Ma anche questa spiegazione (che pure contiene tanta parte di verità) non risolve il mistero: ne lascia anzi intatto il nocciolo fondamentale. Se Dio è un padre amorevole, non mette alla prova i suoi figli. Per questo, nella parte centrale del libro, Giobbe non è più l'uomo paziente e rassegnato, ma l'uomo in crisi, l'uomo davanti a un Dio che dice di amarti, ma che poi sembra smentire il suo amore. Giobbe chiama in giudizio Dio stesso.

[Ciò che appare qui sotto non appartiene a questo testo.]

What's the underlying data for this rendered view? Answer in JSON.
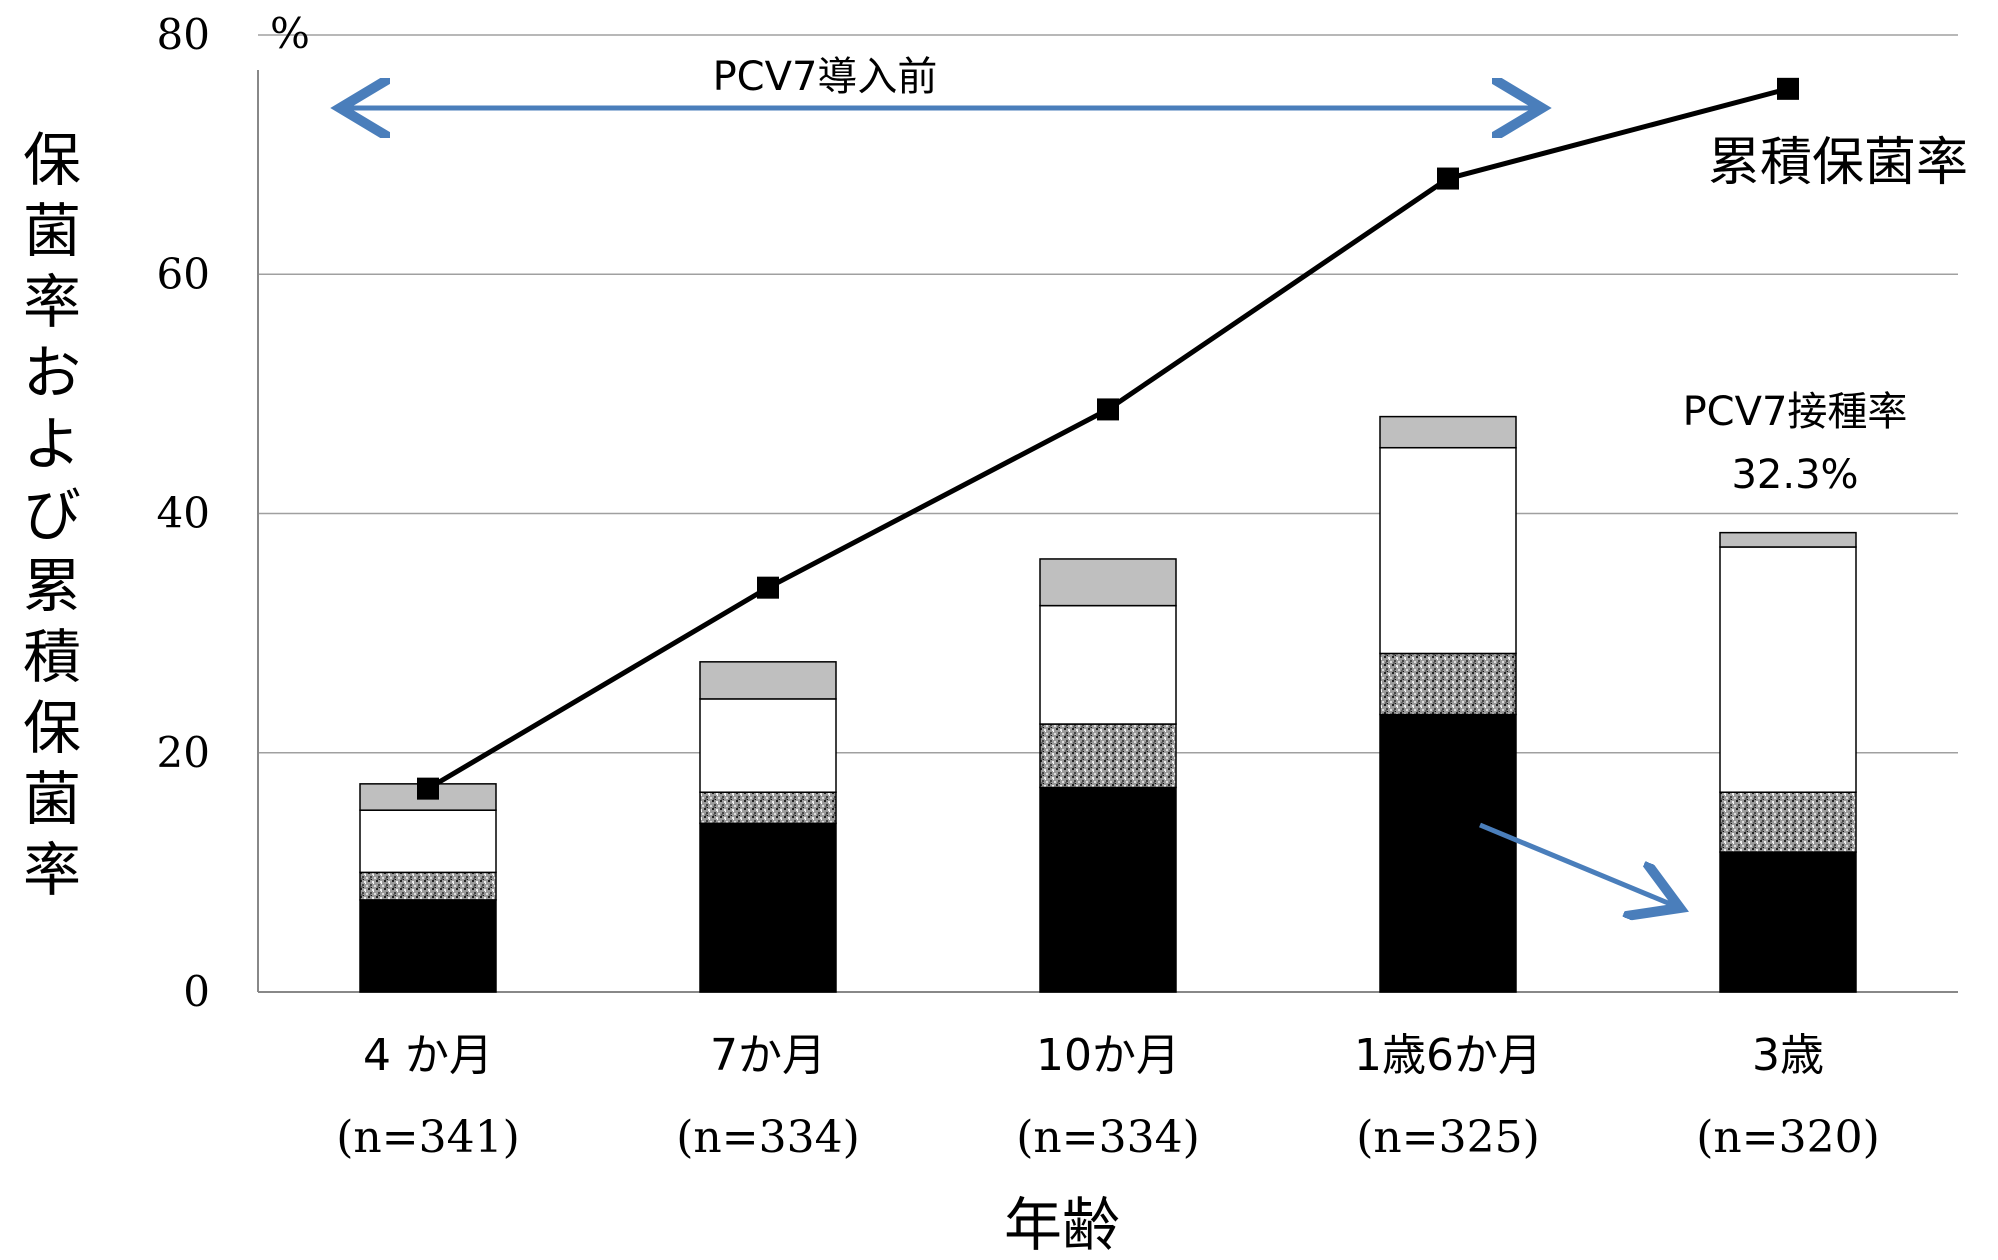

E di fronte all'im­mensità di Dio ('"Dov'eri tu quando io ponevo le fonda­menta della terra?"), Giobbe si fida di Dio e gli dà credito: "Prima ti conoscevo per sentito dire, ma ora i miei occhi ti vedono" (Giobbe 38,4; 42,5).

Nella pienezza dei tempi Gesù, il Figlio di Dio, non è venuto a spiegare il dolore (e tanto meno il dolore innocen­te!) e non ha nemmeno guarito tutti (ha compiuto soltanto alcuni miracoli come aiuto alla nostra fede), ma ha condiviso - Lui l'innocente per eccellenza - tutta la nostra vita fino al limite estremo della morte. E proprio perché ha assunto pienamente la nostra situazione l'ha trasformata come via della salvezza.

La croce non è più maledizione ma diventa strumento di vita nuova. Dalla morte di Gesù arriva a noi la risurrezione. Con questo esito di vita, affrontiamo il nostro e altrui dolore con un atteggiamento positivo: cerchiamo ogni strada per guarire e viviamo il nostro limite con la certezza che Gesù è con noi. Siamo vicini con chi soffre. Niente è sprecato, anche il dolore innocente in Gesù può avere un valore.